Automated Humanitarian Data Classification

Summary


Github Repository


The objective of this framework is to detect, classify, and recommend a category of data in the context of natural disasters and humanitarian emergencies. The categories of humanitarian data collected during an onset of a crisis is usually limited to the most immediate needs of a population. By identifying these categories and classifying incoming data, humanitarians and information managers can focus on collecting, cleaning, and utilizing information while automatically classified data is analyzed and mapped.

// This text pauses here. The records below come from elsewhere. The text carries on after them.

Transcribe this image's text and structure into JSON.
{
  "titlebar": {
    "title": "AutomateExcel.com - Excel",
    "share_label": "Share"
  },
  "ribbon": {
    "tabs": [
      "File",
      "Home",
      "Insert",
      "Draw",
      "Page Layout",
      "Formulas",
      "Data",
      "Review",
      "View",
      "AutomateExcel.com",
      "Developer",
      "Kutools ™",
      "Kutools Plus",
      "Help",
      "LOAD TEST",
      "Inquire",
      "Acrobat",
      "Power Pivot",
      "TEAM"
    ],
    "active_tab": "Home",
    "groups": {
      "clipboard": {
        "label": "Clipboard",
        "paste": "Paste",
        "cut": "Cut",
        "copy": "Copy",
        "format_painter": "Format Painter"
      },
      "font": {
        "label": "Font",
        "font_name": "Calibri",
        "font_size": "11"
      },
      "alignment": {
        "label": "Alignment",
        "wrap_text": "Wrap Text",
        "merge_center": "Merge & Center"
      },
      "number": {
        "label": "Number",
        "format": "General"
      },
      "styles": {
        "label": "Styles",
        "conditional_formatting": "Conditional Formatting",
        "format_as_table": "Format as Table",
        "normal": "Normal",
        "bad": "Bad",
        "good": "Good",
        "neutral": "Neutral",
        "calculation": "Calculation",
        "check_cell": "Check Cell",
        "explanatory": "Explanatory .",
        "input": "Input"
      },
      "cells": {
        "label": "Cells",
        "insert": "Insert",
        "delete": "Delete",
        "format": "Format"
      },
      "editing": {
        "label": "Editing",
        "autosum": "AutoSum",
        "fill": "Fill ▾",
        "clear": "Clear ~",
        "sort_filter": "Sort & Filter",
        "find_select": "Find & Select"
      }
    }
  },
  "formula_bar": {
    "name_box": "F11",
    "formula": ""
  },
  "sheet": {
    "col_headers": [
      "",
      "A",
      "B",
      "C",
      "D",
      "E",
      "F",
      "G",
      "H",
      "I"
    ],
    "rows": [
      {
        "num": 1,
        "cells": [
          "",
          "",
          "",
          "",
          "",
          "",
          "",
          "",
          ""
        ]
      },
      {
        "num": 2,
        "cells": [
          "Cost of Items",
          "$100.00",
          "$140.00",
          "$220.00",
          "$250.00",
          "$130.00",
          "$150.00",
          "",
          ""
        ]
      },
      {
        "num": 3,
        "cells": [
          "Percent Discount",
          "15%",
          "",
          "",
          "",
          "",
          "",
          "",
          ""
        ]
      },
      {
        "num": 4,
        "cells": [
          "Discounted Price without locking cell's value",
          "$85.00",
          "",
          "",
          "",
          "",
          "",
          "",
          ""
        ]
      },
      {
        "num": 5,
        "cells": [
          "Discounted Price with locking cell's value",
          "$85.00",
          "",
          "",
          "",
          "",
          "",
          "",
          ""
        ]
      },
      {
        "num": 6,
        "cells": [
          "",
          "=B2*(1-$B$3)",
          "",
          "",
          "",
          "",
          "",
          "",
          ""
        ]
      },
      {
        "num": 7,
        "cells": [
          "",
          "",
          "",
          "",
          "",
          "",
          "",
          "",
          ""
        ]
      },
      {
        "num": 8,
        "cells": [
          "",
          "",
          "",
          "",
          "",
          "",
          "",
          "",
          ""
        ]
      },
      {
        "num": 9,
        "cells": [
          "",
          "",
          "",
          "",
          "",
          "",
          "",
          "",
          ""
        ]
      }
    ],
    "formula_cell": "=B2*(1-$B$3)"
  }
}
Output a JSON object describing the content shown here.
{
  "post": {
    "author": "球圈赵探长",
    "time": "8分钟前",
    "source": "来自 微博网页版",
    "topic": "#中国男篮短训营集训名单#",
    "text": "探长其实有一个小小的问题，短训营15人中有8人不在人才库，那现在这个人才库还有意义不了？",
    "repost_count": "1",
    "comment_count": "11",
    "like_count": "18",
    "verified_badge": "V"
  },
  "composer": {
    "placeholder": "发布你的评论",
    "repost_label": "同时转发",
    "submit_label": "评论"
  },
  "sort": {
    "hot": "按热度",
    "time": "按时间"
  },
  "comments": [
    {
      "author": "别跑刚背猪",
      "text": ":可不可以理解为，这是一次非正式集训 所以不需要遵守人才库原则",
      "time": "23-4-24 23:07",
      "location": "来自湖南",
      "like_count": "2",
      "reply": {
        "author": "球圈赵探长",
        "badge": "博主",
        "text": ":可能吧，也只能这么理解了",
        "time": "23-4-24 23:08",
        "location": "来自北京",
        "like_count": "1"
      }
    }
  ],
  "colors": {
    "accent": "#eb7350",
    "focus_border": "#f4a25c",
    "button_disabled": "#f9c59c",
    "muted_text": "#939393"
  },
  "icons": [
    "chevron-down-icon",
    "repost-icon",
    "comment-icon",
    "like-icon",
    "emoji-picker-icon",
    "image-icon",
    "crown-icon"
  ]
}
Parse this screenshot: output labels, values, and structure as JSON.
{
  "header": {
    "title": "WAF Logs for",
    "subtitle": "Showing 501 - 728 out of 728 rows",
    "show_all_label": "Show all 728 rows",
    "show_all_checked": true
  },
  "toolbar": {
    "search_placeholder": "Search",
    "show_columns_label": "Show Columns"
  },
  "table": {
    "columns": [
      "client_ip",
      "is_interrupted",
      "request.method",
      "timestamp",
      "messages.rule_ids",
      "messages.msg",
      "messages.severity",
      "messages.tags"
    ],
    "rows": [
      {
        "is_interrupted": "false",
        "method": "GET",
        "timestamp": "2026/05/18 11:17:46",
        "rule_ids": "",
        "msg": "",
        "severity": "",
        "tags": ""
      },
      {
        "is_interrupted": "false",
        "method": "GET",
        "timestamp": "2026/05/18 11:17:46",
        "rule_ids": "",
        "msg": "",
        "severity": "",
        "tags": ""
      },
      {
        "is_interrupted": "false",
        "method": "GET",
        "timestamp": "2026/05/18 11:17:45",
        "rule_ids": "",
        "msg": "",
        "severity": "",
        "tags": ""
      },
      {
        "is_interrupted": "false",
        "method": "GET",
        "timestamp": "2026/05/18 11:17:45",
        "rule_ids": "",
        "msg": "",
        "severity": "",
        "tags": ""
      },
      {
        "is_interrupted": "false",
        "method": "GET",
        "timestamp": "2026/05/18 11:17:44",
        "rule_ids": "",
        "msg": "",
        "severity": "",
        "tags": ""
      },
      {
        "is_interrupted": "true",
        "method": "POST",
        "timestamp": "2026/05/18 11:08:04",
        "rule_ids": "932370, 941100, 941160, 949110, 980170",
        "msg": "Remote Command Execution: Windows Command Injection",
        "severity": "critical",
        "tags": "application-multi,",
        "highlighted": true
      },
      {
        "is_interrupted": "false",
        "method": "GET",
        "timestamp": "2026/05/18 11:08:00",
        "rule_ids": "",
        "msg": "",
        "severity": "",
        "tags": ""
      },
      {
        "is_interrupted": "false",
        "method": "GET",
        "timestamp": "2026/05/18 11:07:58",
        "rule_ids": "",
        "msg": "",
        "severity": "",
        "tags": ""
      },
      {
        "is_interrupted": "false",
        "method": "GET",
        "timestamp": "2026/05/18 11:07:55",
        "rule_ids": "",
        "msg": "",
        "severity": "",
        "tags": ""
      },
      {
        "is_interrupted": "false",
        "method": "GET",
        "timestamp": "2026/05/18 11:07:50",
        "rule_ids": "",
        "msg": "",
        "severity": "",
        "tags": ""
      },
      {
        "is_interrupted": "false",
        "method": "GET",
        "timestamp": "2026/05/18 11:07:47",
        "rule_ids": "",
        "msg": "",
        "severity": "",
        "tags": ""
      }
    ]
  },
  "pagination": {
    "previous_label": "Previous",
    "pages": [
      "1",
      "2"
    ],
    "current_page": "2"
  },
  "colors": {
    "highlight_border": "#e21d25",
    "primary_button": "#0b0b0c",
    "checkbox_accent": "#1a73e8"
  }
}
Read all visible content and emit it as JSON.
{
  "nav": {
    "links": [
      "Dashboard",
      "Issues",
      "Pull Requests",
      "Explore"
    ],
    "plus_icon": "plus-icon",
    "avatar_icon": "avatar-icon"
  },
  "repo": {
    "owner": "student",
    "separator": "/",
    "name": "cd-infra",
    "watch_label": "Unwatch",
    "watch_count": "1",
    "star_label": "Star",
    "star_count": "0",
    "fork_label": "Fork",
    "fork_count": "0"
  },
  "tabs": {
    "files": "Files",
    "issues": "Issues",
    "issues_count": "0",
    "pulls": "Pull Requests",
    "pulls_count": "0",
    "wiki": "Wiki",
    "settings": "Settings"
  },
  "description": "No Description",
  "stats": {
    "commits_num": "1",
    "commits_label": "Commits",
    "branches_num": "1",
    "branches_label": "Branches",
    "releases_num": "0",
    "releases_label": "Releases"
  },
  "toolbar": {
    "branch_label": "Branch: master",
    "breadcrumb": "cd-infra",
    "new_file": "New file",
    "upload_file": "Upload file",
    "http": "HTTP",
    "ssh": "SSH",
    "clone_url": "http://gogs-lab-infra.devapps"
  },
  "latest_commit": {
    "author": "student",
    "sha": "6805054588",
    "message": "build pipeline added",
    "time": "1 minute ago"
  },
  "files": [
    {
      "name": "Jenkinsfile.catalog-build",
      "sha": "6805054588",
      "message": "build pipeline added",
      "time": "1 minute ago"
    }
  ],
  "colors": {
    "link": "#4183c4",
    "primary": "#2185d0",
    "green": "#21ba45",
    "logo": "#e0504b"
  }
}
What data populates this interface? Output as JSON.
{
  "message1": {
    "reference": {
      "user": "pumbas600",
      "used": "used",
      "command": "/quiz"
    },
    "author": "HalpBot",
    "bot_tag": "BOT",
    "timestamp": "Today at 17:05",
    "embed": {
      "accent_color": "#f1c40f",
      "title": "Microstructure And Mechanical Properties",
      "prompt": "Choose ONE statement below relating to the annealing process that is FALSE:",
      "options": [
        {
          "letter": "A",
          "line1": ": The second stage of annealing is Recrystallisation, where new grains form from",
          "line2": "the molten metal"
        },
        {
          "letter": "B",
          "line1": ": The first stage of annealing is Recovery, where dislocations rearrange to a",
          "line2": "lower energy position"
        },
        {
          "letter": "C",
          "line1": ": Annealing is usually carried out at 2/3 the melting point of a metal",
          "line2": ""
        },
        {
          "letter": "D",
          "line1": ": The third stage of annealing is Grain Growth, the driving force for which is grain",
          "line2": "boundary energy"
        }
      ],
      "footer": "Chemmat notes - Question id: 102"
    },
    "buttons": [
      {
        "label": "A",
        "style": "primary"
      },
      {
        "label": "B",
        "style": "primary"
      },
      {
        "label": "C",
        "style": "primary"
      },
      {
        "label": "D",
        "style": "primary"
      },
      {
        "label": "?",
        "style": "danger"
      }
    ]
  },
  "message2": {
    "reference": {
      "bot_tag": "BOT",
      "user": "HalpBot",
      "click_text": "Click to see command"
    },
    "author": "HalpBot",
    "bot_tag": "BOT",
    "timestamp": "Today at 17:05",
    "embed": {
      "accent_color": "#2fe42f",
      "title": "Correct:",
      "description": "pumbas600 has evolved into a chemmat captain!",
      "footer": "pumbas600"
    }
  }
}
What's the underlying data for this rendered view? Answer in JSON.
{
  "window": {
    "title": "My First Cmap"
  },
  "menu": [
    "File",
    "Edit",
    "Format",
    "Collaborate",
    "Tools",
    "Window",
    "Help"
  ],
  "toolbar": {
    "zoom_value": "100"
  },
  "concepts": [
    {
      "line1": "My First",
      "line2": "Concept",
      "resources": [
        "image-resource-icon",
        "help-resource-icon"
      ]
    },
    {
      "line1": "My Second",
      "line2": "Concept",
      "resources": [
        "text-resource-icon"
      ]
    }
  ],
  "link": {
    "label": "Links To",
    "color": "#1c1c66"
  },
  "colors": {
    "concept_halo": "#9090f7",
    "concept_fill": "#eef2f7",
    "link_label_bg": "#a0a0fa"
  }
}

Over 2,000 datasets were scraped from the Humanitarian Data Exchange (HDX). The datasets pulled had Humanitarian Exchange Language (HXL) tags, which identify the type of data. This data was processed and distilled down to a certain number of tags that are only relevant to rapid needs assessments. These tags were then turned into categories for a training set for our model.Word embeddings were created using fastText, an NLP library created by Facebook. An MLP model is then trained using these word embeddings.


Our classification accuracy averaged 91.8%, with some categories more successful than others. There were high levels of confidence on certain variables such as indicators, number affected, and administrative levels. There were interesting failures, such as confusion between time variables (“date” and “year” categories).


Assorted rapid needs assessment datasets are then tested to see the model's accuracy.

Tech

Python, classification problem, multi-layer perceptron

Organizations

Humanitarian Data Exchange

Year

2021